Sins of the Fathers
America’s involvement in Central America’s liberation struggles of the 1980s continues to reverberate in the region, as noted in this article:
After three Salvadoran congressmen were waylaid and killed on a road in Guatemala last month, it did not take the authorities long to find the culprits: they were Guatemalan police officers, and their unmarked police car had a tracking device that proved they were at the scene.
They quickly confessed, saying they thought their victims were drug dealers, and were sent to a maximum-security prison.

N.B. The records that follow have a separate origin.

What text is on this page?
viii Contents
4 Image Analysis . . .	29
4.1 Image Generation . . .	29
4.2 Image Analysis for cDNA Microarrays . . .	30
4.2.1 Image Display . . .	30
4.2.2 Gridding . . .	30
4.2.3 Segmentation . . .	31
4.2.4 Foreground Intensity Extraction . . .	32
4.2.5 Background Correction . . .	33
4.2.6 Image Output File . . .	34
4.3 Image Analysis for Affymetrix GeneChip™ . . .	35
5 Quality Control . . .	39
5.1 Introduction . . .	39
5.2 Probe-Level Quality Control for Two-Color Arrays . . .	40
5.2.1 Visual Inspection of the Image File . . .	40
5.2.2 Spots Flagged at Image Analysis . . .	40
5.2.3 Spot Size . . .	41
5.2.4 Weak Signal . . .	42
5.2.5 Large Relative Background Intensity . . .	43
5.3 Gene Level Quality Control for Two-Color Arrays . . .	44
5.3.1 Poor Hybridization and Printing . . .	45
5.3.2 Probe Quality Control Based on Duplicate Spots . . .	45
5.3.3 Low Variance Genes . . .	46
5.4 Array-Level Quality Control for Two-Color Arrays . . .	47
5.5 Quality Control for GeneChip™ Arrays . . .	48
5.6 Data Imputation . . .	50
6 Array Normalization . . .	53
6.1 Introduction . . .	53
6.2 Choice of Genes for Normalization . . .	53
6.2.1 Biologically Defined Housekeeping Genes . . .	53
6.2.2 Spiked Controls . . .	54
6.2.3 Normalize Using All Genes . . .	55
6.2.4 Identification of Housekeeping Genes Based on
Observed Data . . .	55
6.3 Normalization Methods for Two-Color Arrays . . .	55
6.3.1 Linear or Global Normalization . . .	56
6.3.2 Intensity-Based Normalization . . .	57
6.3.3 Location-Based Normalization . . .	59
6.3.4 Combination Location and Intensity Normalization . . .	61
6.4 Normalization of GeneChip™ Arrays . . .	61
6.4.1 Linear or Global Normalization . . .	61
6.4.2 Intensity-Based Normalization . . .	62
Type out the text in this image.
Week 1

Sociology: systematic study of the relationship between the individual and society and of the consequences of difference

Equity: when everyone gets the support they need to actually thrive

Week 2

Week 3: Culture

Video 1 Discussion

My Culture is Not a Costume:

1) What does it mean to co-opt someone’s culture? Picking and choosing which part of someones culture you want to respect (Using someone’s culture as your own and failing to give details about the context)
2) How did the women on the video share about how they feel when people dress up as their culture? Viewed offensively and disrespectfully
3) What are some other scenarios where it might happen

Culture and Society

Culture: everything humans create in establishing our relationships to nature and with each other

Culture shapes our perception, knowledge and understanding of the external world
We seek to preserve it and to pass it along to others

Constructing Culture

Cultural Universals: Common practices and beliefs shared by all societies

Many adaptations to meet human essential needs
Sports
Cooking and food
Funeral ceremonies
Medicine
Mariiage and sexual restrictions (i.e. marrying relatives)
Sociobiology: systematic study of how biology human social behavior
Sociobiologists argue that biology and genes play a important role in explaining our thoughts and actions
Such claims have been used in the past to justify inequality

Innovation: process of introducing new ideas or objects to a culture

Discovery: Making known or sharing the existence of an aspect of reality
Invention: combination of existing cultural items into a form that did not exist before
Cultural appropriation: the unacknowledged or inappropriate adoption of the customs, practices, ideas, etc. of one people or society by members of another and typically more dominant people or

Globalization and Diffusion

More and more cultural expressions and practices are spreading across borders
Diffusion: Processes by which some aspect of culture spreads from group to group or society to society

It is a measure of the weakness of the crime-plagued Guatemalan state that what happened just four days later remains something of a mystery — aside from the indisputable fact that the four who confessed ended up dead.
The police and the interior minister say that rioting gang members inside the prison shot and stabbed them. But other inmates and their visitors that day say a group of heavily armed men in military garb and ski masks made their way through seven locked doors and executed them, with no interference from guards, removing any possibility that they could identify co-conspirators.
. . .
Human rights advocates and opposition politicians have taken the two sets of killings as proof that criminal gangs have corrupted Guatemala’s national police force and that groups of officers are operating like drug syndicates, robbing and killing competing dealers.
The squads of rogue officers, human rights experts and others say, are in a sense an outgrowth of Guatemala’s long internal conflict. Some former military officers who came of age during the bloody counterinsurgency operations of the 1980’s are members of the new rogue squads, according to human rights experts and opposition politicians. They say other members are younger, but have adopted the old practices of assassination and terrorism to combat crime and, sometimes, to line their own pockets.
“The truth, I think, is the problem comes from the end of the armed conflict, when the state tried to protect itself against rebels,” said the editor of La Hora newspaper, Óscar Clemente Marroquín. “When the war stopped, the apparatus kept operating the same way but now it doesn’t protect the military. Now it protects organized crime.”